Mesmo quando as reuniões eram em partes distantes do Oeste, alguém habitualmente era designado para registrar os discursos e, devido à lentidão do processo de tradução, muito do que se disse pôde ser retido em manuscritos. Os intérpretes geralmente eram mestiços que sabiam falar as línguas, mas que raramente sabiam ler ou escrever. Como a maioria dos povos se exprimia de forma diferente, eles e os índios dependiam das imagens para expressar seus pensamentos, de modo que as traduções em inglês estão cheias de símiles gráficos e metáforas do mundo natural. Se um índio eloqüente tinha mau intérprete, suas palavras se transformariam em prosa vulgar, mas um bom intérprete podia fazer um mau orador soar poético.
A maioria dos líderes índios falava livre e candidamente nos conselhos com funcionários brancos e, à medida que se tornavam mais sofisticados em tais questões, durante as décadas de 1870 e 1880, exigiam o direito de escolher seus próprios intérpretes e registradores. Neste último período, todos os membros das tribos falavam livremente e alguns dos homens mais velhos aproveitavam essa oportunidade para contar novamente os fatos que haviam testemunhado no passado, ou para resumir as histórias de seus povos. Embora os índios que viviam durante esse funesto período de sua civilização tenham desaparecido da face da terra, milhões de suas palavras foram conservadas e estão contidas nos registros oficiais. Muitos dos trabalhos dos conselhos mais importantes foram publicados em documentos e relatórios do governo.
Com todas essas fontes da quase esquecida história oral, o autor DEE BROWN tentou armar uma narrativa da conquista do Oeste Americano segundo suas vítimas, usando suas palavras sempre que possível. Os americanos, que sempre olham para o oeste quando lêem sobre este período deveriam ler este livro olhando para leste.
Este não é um livro alegre, mas a história tem um jeito de se introduzir no presente, e talvez os que o lerem tenham uma compreensão mais clara do que é o índio americano, sabendo o que foi. Poderão surpreender-se ao ouvir que palavras de gentil razoabilidade saem da boca de índios esteriotipados no mito americano como selvagens impiedosos. Poderão aprender algo sobre sua própria relação com a terra, com um povo que era de consevacionistas verdadeiros.
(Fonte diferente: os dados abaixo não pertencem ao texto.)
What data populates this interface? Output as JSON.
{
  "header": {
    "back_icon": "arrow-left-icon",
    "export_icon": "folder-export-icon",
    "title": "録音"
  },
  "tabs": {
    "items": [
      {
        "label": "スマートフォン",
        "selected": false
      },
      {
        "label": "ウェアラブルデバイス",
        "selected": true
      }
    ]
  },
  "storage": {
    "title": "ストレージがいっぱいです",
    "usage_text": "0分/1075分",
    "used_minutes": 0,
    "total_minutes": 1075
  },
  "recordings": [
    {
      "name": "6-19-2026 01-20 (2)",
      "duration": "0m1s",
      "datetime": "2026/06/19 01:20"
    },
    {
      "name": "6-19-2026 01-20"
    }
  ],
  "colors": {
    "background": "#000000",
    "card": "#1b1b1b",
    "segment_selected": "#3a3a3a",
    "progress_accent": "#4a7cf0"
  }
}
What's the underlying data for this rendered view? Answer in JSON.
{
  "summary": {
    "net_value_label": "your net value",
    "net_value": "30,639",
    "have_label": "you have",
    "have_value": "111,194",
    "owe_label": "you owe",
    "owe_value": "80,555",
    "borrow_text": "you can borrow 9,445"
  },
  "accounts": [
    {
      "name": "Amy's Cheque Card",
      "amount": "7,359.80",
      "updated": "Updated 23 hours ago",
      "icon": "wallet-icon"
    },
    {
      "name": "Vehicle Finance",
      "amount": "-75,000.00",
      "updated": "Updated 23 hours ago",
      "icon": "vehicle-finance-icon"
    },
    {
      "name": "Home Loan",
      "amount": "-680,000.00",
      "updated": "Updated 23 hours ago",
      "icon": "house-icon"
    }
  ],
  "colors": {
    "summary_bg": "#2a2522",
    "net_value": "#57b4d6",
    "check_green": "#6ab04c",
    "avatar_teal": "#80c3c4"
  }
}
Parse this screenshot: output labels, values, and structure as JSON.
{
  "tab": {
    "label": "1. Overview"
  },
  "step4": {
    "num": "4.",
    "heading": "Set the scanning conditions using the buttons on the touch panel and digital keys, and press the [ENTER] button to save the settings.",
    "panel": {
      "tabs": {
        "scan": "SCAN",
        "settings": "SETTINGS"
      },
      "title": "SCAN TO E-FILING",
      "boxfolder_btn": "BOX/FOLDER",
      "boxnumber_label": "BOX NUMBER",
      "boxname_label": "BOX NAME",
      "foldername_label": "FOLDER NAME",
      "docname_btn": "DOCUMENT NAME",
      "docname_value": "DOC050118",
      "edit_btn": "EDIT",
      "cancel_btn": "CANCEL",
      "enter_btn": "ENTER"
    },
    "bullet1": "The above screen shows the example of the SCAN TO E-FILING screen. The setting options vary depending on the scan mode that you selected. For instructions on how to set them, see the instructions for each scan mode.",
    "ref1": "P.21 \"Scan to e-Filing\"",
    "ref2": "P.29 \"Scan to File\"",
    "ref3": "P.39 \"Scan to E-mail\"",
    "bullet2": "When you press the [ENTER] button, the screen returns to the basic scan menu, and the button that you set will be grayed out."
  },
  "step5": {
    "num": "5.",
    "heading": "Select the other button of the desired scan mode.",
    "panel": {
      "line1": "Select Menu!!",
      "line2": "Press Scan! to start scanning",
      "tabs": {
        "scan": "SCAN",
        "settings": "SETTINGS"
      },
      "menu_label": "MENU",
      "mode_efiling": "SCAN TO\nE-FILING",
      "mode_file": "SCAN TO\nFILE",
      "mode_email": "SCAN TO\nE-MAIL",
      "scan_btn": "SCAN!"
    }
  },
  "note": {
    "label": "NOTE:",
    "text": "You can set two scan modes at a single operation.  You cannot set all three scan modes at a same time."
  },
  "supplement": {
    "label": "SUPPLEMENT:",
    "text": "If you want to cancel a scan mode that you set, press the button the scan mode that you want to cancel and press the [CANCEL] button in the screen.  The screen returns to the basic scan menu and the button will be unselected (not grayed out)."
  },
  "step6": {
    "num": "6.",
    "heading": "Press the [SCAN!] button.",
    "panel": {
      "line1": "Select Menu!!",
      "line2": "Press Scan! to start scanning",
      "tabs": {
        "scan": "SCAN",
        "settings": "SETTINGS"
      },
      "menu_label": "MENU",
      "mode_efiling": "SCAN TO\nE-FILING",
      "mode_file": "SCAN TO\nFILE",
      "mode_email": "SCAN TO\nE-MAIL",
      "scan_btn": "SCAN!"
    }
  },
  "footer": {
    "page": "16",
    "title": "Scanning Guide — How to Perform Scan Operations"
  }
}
Os índios sabiam que a vida equivale à terra e seus recursos, que a América era um paraíso, e não podiam compreender porque os invasores do Leste estavam decididos a destruir tudo que era índio e a própria América.

O autor fala mais: E se os leitores deste livro, alguma vez, puderem ver a pobreza, a desesperança e a miséria de uma reserva índia moderna, acharam possível compreender realmente as razões disso.

Dee Brown - Urbana Illinois/Abril de 1970

Quem estiver interessado em ler esta obra-prima, com o maior prazer posso scanear e enviar.


Bjos 1000
Bárbara Prado - Porto Alegre/RS

2 comentários:

Ana disse...

Oi, Bárbara, tudo bem? Estava procurando na internet por uma citação específica deste livro, que li há uns 15 anos e acabei chegando no seu blog. Este livro me marcou tanto que nunca esqueci de alguns trechos. Agora quero incluir um deles em minha tese de doutorado, mas perdi meu exemplar. Por coincidência, vc fala exatamente do que estou procurando: o trecho sobre os intérpretes. Seria possível escanear apenas esta página pra mim, e me mandar a referência bibliográfica? Um abraço

"DOM JUAN DE PERON" disse...

ESTIMADA BARBARA, TENHO LIDO MUITA COISA DE SEU BELO TRABALHO. NÃO PODERIA AQUI DESCREVER LINHAS SOBRE A IMPORTÂNCIA DE TUDO QUANTO LI E VI, NO ENTANTO FICA O MEU MUITO OBRIGADO POR NOS BRINDAR COM FONTES DE INFORMAÇÕES DE TÃO GRANDE VALIA.
VOCE NOS OFERECEU, E ESTOU PARTICULARMENTE INTERESSADO EM LER O LIVRO QUE TENHO BUSCADO E NÃO ENCONTRO EM LUGAR NENHUM. PODERIAS POR FAVOR MANDAR-ME UMA CÓPIA ESCANEADA.